Types of immunosuppressant therapy:
Cortisone was the only available immunosuppressant in 1951. It offered limited efficacy and unpleasant steroidal side effects. Azathioprine, introduced in 1959, was found to be better tolerated and more effective. A combination of azathioprine and the steroid prednisolone became the ‘gold standard’ of immunosuppressant therapy until the late 1970s. However, the use of high doses of prednisolone caused major steroidal side effects such as Cushings disease, loss of bone density, oedema and obesity.

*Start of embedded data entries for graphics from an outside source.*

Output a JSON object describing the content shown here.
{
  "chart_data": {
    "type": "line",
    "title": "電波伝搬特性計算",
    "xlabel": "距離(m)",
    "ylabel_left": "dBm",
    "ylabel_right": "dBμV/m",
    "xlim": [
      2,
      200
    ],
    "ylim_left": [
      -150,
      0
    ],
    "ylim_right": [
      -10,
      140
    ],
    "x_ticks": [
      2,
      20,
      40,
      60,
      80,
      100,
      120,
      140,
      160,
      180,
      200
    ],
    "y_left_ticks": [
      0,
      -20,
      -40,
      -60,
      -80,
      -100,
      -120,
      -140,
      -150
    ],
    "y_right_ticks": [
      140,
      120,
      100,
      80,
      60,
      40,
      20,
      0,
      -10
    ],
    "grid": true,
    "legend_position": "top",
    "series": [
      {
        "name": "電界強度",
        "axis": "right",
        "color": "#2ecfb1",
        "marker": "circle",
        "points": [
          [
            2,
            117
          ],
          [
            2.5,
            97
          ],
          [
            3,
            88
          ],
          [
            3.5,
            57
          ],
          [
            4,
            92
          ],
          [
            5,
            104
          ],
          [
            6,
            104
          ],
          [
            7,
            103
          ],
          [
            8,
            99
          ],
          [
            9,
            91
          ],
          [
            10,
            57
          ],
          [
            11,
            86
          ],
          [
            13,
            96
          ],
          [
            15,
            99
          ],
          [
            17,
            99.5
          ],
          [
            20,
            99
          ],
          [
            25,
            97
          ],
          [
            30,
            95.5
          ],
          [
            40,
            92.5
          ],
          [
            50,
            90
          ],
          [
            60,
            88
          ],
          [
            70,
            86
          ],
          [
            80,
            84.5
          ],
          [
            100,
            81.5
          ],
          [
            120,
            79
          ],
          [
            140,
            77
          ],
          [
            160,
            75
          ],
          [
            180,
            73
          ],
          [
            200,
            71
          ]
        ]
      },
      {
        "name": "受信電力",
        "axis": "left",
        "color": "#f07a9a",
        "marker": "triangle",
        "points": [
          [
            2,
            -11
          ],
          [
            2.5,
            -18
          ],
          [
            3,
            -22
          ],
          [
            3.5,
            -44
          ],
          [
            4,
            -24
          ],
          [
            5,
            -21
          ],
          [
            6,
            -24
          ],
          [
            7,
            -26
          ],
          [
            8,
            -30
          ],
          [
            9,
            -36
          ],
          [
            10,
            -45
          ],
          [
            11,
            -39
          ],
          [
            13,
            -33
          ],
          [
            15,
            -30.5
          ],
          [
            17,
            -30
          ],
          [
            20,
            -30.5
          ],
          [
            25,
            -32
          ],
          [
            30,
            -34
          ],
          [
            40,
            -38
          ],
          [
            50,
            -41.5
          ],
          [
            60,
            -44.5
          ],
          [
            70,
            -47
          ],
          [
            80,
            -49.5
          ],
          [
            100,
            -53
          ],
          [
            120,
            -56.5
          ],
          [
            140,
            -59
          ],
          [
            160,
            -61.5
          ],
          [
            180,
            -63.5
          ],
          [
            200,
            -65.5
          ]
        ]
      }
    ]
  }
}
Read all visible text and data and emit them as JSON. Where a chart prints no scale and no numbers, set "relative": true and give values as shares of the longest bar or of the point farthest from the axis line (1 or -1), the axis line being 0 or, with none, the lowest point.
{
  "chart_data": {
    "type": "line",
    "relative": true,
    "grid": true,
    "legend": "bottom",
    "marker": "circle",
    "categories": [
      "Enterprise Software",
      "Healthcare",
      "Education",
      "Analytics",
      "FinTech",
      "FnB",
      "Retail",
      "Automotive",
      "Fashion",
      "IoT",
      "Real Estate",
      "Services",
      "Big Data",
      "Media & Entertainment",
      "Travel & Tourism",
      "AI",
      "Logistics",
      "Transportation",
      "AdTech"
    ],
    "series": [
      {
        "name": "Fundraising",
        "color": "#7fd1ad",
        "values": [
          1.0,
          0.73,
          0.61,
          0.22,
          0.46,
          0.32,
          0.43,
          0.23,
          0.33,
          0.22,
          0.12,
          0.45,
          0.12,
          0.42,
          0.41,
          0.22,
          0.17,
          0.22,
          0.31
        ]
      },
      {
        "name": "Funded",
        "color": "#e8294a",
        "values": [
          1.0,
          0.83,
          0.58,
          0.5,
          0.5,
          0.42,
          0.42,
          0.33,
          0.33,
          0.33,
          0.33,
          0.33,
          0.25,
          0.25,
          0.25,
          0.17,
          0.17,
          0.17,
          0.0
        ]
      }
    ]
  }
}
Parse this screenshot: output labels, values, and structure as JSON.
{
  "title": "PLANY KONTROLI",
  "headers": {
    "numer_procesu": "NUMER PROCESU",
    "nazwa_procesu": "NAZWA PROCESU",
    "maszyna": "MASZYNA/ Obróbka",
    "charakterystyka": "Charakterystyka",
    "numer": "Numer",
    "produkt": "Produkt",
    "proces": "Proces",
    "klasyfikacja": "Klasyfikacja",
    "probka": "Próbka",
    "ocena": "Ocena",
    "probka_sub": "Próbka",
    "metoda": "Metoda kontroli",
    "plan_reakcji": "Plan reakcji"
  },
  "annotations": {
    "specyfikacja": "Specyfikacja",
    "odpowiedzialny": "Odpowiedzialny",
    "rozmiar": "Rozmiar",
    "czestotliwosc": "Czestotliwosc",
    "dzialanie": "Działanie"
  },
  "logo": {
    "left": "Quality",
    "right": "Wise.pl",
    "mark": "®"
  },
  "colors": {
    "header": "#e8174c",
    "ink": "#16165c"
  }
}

In the 1980s, the introduction of the calcineurin inhibitor (CNI), cyclosporine, was a significant milestone in the evolution of immunosuppressant therapy. By preventing the activation of T cells, cyclosporine improved one-year graft survival rates from 64% to 78%2. By the late 80s and early 90s, tacrolimus was developed with a comparable method of action to cyclosporine.
However, as well as being toxic to the kidneys, patients taking cyclosporine or tacrolimus have been reported to have high incidence of hypertension, hyperlipidaemia and diabetes. The combination of serious side effects and the on going loss of transplanted kidneys led Roche to develop a new immunosuppressant, mycophenolate mofetil, known as CellCept.
CellCept has fewer side effects than azathioprine and is not nephrotoxic like calcineurin inhibitors.